Rejected parents are many and varied and working with them as I do I see many for whom I know it is a matter of waiting and some for whom I know that spring is going to take a long time coming.  This is not to blame parents who are alienated, I know how painful and difficult it is to experience never ending loss in this way. It is however, to flag up that there is a condition that some parents experience which acts against reunification possibilities and against your child returning to you.  This condition is best described as fixed projection of blame and it comes when a parent is so focused on the wrong doing of the other parent and what has been taken away, that they lose perspective.  This condition perfectly mirrors that of the alienated child and when it occurs, it is as if the child and parent become perfect reflections of each other, neither one moving for fear that change will come.  For parents in this condition, I often experience the fear of change as being greater than the desire for reunification.  When it occurs, it is incredibly difficult to raise with the rejected parent, who will become angry and blaming towards the therapist, solicitor, court process, anyone else who gets in the way, even, in some cases, other parents who have themselves been rejected as in the case of the man on the facebook page whose anger towards a fellow rejected parent so obviously demonstrated.  Loss of a child is a terrible thing, injustice suffered at the hands of your child’s other parent is intolerable and forced prevention of a relationship at the hands of the family courts compounds the nightmare.  The way you respond to this however, lies in your own hands, your own heart and your own ability to understand and cope with what has happened to you and your child.  Do not let the bitterness, fear and anger overwhelm you, keep a place in your heart for compassion, humility and strength to carry on. Most of all, keep your own life alive and live and laugh and share your world with others, and never forget that  those who really understand are those who have experienced the worst of it. Do not close them out.

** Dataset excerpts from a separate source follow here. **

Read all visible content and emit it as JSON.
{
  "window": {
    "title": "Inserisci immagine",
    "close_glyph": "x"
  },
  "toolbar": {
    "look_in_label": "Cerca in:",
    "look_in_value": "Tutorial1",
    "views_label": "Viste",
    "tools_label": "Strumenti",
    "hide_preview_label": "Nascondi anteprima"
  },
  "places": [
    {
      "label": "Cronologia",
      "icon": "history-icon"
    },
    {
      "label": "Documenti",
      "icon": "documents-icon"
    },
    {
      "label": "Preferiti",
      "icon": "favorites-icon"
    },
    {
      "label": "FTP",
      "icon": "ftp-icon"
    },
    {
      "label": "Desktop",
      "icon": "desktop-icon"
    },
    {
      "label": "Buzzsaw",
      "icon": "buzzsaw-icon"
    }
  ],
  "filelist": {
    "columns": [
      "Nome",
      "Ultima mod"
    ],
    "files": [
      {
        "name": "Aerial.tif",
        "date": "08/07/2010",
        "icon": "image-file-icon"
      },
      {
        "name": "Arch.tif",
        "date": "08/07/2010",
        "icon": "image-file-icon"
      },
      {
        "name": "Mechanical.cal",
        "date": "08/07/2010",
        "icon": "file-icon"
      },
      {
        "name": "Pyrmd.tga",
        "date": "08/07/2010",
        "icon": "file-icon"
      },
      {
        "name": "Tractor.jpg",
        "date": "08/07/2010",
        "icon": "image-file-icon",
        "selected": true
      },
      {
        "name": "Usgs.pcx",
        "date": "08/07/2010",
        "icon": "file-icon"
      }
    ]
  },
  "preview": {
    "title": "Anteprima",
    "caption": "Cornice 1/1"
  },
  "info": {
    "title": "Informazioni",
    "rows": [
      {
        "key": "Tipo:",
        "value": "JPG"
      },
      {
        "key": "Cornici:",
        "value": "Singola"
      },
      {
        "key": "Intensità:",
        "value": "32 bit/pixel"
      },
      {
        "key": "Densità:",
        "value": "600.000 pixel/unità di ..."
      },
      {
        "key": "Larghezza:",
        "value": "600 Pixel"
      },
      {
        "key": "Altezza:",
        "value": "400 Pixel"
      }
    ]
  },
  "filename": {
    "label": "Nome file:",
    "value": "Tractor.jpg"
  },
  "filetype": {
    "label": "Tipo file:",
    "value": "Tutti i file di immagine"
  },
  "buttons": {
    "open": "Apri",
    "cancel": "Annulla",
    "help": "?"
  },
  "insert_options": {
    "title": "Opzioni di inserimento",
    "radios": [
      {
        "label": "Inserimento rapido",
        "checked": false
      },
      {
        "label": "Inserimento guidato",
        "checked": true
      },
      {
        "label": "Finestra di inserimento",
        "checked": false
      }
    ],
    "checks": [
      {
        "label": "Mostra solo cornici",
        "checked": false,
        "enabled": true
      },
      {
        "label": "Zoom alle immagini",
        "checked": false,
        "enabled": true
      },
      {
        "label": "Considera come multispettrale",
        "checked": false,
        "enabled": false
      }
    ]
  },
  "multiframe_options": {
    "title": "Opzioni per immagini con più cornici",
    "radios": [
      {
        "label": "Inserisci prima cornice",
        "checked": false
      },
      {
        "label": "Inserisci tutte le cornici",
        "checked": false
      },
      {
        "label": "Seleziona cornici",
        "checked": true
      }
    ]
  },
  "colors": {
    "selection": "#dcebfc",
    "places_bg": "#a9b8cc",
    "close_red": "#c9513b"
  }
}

Nelson Mandela, a man who experienced injustice, forced separation from loved ones and absolute discrimination in his life said of his release –

“As I walked out the door toward the gate that would lead to my freedom, I knew if I didn’t leave my bitterness and hatred behind, I’d still be in prison.”

When your child comes up from the underworld, be free, be well and be there, right where they need you to be.

(This post is dedicated to Tim Haries, father of two children lost in the underworld and Paul Manning, father of a child also lost underground.  For your dignity, courage and ability to move beyond bitterness and blame, towards a better future, where your children are returned and restored to you).